Wherein, the processor 502 is for running computer program 5032 stored in memory, to realize following function Can: receive the targeted website network address set to be crawled sent by user terminal;By each net in the targeted website network address set Location is distributed to corresponding first server;Receive the web analysis content that the first server is sent;In the web analysis Appearance, which is crawled by the first server and parses the corresponding web page content information of the network address, to be obtained;Receive the first server The source code of transmission parses information;The source code parsing information is parsed the source code of the web analysis content by the first server Correspondence obtains;And search condition is received, according to the search condition in the web analysis content and source code parsing letter Corresponding search result is obtained in breath.

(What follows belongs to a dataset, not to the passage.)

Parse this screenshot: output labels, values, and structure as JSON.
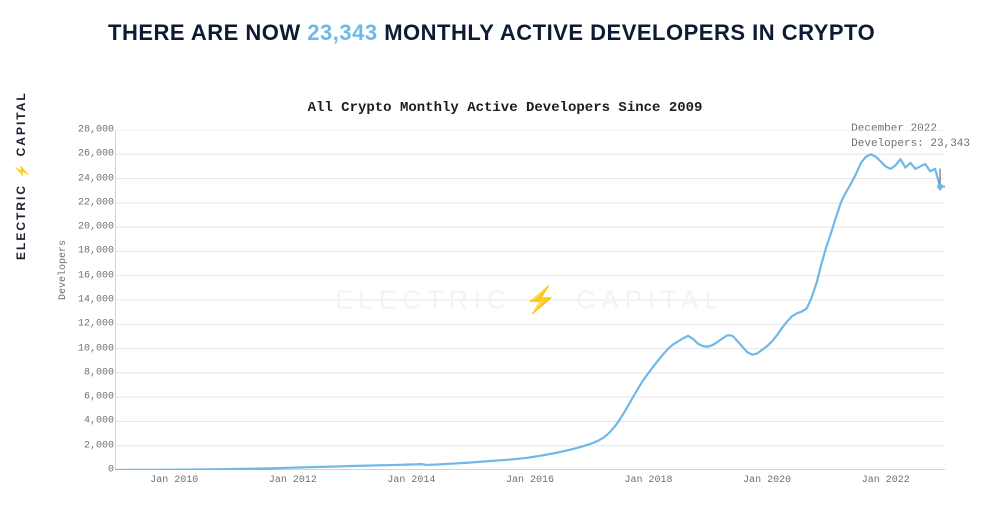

In one embodiment, processor 502 is executing the targeted website net to be crawled for receiving and being sent by user terminal When the step of location set, perform the following operations: received by remote date transmission database sent by user terminal it is to be crawled Targeted website network address set.
It will be understood by those skilled in the art that the embodiment of computer equipment shown in Fig. 6 is not constituted to computer The restriction of equipment specific composition, in other embodiments, computer equipment may include components more more or fewer than diagram, or Person combines certain components or different component layouts.For example, in some embodiments, computer equipment can only include depositing Reservoir and processor, in such embodiments, the structure and function of memory and processor are consistent with embodiment illustrated in fig. 6, Details are not described herein.
It should be appreciated that in embodiments of the present invention, processor 502 can be central processing unit (Central Processing Unit, CPU), which can also be other general processors, digital signal processor (Digital Signal Processor, DSP), specific integrated circuit (Application Specific Integrated Circuit, ASIC), ready-made programmable gate array (Field-Programmable GateArray, FPGA) or other programmable logic devices Part, discrete gate or transistor logic, discrete hardware components etc..Wherein, general processor can be microprocessor or The processor is also possible to any conventional processor etc..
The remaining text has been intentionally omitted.